How close will open source RAW rendering look to Lightroom?+

Expect differences. Raw files are sensor data, and each processor applies its own demosaicing, color profiles, tone response, sharpening, and noise reduction. Even with the same exposure and white balance, the image may not match Lightroom. That is not automatically worse, but it means you should rebuild your baseline presets and compare skin tones, high ISO files, backlit scenes, and difficult color before committing client or archive work.

Do Lightroom presets and profiles transfer to open source tools?+

Usually not in a direct, reliable way. Lightroom presets reference settings in Lightroom's own develop model, and profiles may depend on formats or behaviors other applications do not implement the same way. Some simple adjustments can be recreated manually, but complex looks need rebuilding. Save sample exports from Lightroom, document key settings, and create new defaults in the replacement tool rather than expecting preset files to become portable assets.

How much does replacing Lightroom actually cost?+

The software license may cost nothing, but the migration is not free in time. Budget for testing, rebuilding presets, reorganizing folders, training muscle memory, and possibly adding storage for exports or backups. If you rely on cloud storage today, account for replacement hosting or local backup hardware. For a hobby library the cost is mostly time. For paid work, schedule migration between jobs and keep Lightroom available until old deliverables are safe.

What should I know about cloud sync and mobile editing after Lightroom?+

Lightroom's cloud and mobile workflow is one of the harder pieces to replace exactly. Open source options may be strong on desktop editing but lighter on phone review, tablet adjustments, automatic sync, and shared albums. You can often build a workflow with file sync, a web gallery, or a self-hosted library, but it may be less seamless. Test import, edit, export, and review from every device you actually use.
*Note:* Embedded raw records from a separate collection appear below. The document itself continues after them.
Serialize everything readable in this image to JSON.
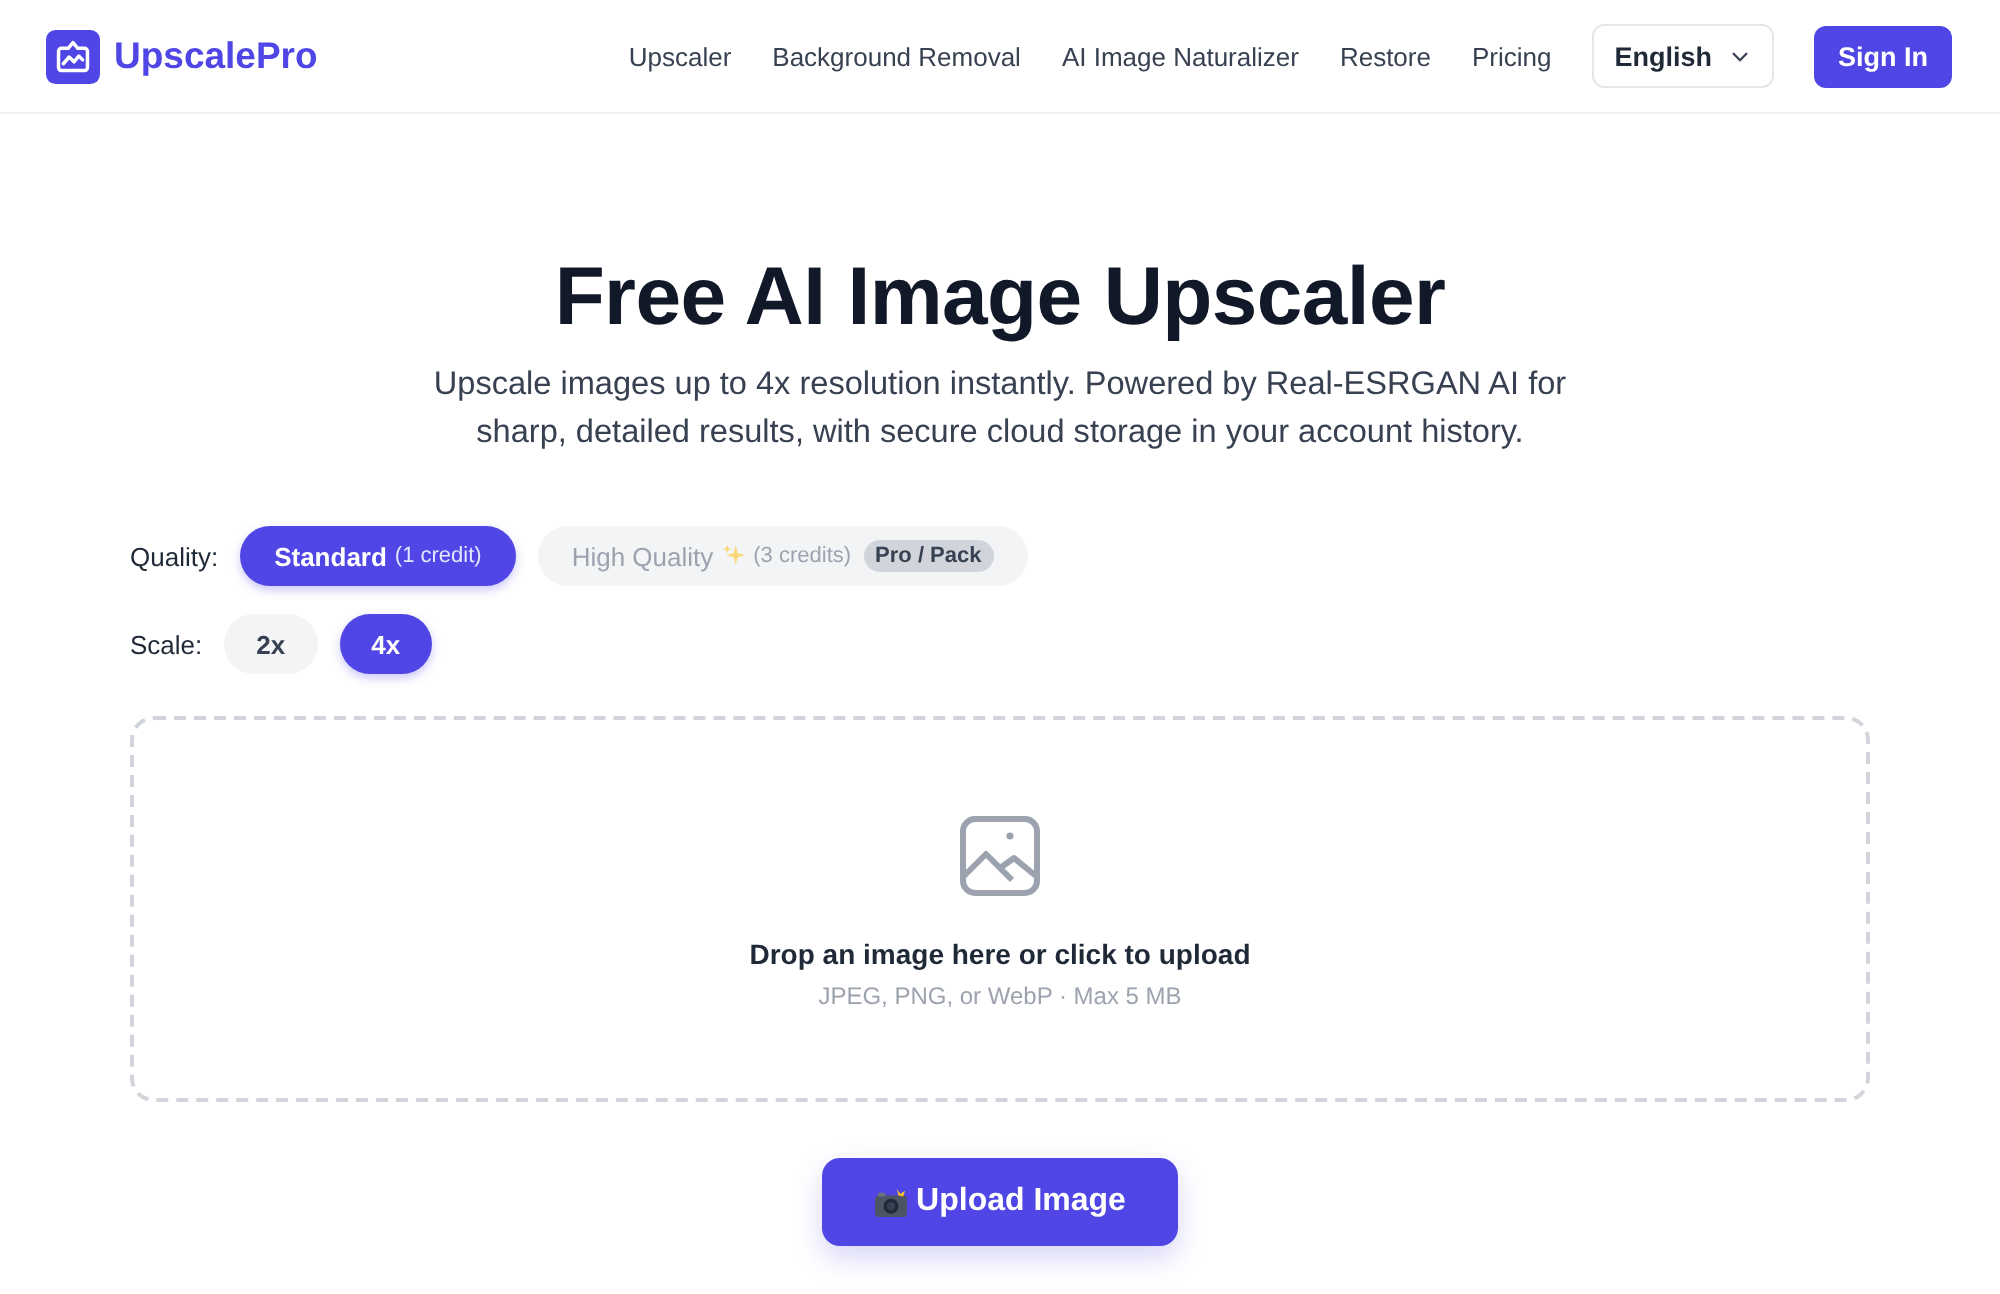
{
  "header": {
    "brand": "UpscalePro",
    "nav": [
      {
        "label": "Upscaler"
      },
      {
        "label": "Background Removal"
      },
      {
        "label": "AI Image Naturalizer"
      },
      {
        "label": "Restore"
      },
      {
        "label": "Pricing"
      }
    ],
    "language": {
      "value": "English"
    },
    "sign_in": "Sign In"
  },
  "hero": {
    "title": "Free AI Image Upscaler",
    "subtitle": "Upscale images up to 4x resolution instantly. Powered by Real-ESRGAN AI for sharp, detailed results, with secure cloud storage in your account history."
  },
  "quality": {
    "label": "Quality:",
    "options": [
      {
        "kind": "standard",
        "label": "Standard",
        "note": "(1 credit)",
        "selected": true,
        "disabled": false
      },
      {
        "kind": "premium",
        "label": "High Quality",
        "note": "(3 credits)",
        "badge": "Pro / Pack",
        "selected": false,
        "disabled": true
      }
    ]
  },
  "scale": {
    "label": "Scale:",
    "options": [
      {
        "label": "2x",
        "selected": false
      },
      {
        "label": "4x",
        "selected": true
      }
    ]
  },
  "dropzone": {
    "title": "Drop an image here or click to upload",
    "hint": "JPEG, PNG, or WebP · Max 5 MB"
  },
  "upload_button": {
    "label": "Upload Image"
  }
}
Is self-hosting useful for a Lightroom replacement?+

Self-hosting helps when your priority is browsing, sharing, and controlling where the photo archive lives. It is less likely to replace detailed raw development by itself. Many photographers use a desktop raw editor for adjustments and a hosted library for viewing, search, family access, or client delivery. If you self-host, pay attention to thumbnail generation, storage growth, user permissions, remote access security, and backup restore procedures.
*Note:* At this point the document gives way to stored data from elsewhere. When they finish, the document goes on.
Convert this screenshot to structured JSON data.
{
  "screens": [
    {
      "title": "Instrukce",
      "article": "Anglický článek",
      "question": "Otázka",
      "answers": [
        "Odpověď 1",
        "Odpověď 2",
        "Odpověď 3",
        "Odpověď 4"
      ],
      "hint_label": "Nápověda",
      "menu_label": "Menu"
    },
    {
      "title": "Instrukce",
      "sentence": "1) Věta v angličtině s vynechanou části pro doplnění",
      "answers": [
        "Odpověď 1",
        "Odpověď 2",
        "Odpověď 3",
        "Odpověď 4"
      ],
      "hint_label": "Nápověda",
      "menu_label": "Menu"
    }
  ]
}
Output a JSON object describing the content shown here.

Are open source photo tools safe enough for client work?+

They can be, but you need a workflow you can audit through results, not assumptions. Test color consistency, export dimensions, embedded profiles, metadata stripping, watermarking, and delivery formats before using them on paid work. Keep originals read-only where possible, use versioned exports, and verify that backups include sidecars and project databases. For sensitive shoots, also check how previews, caches, and temporary files are stored on disk.

How do large Lightroom catalogs translate to open source workflows?+

Large libraries expose differences quickly. Some tools prefer folder browsing and sidecars, while others maintain their own database. Test with tens of thousands of files, not just a vacation folder, and measure startup time, thumbnail building, search speed, and backup size. Break the migration into years, clients, or projects if needed. A slower but understandable folder structure is often easier to recover than one huge opaque database.
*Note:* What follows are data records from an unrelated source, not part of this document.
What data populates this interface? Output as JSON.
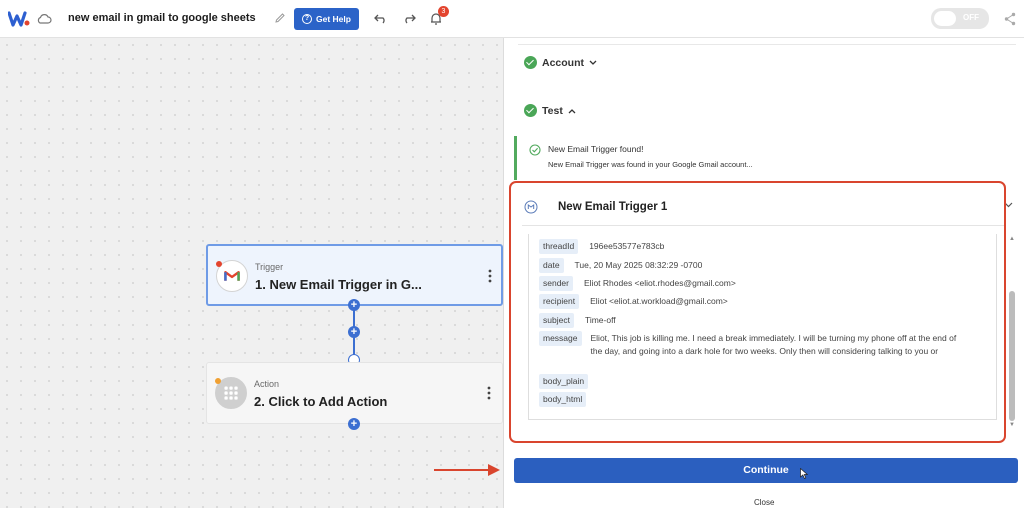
{
  "topbar": {
    "title": "new email in gmail to google sheets",
    "help_label": "Get Help",
    "notification_count": "3",
    "toggle_label": "OFF"
  },
  "canvas": {
    "trigger": {
      "kind": "Trigger",
      "name": "1. New Email Trigger in G..."
    },
    "action": {
      "kind": "Action",
      "name": "2. Click to Add Action"
    }
  },
  "panel": {
    "account_label": "Account",
    "test_label": "Test",
    "found_title": "New Email Trigger found!",
    "found_desc": "New Email Trigger was found in your Google Gmail account...",
    "trigger_title": "New Email Trigger 1",
    "fields": [
      {
        "key": "threadId",
        "value": "196ee53577e783cb"
      },
      {
        "key": "date",
        "value": "Tue, 20 May 2025 08:32:29 -0700"
      },
      {
        "key": "sender",
        "value": "Eliot Rhodes <eliot.rhodes@gmail.com>"
      },
      {
        "key": "recipient",
        "value": "Eliot <eliot.at.workload@gmail.com>"
      },
      {
        "key": "subject",
        "value": "Time-off"
      },
      {
        "key": "message",
        "value": "Eliot, This job is killing me. I need a break immediately. I will be turning my phone off at the end of the day, and going into a dark hole for two weeks. Only then will considering talking to you or"
      },
      {
        "key": "body_plain",
        "value": ""
      },
      {
        "key": "body_html",
        "value": ""
      }
    ],
    "continue_label": "Continue",
    "close_label": "Close"
  },
  "colors": {
    "accent": "#2b5fbf",
    "highlight_border": "#d9452e",
    "success": "#4aa657"
  }
}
What happens if the open source project I choose is abandoned?+

Your risk depends on where your work is stored. If originals remain in normal folders and edits live in documented sidecar files, changing tools later is much easier. If the application keeps important state only in its own database, export options matter. Before committing, confirm you can back up the database, export metadata, batch render finished files, and open the archive without the application doing anything proprietary to your originals.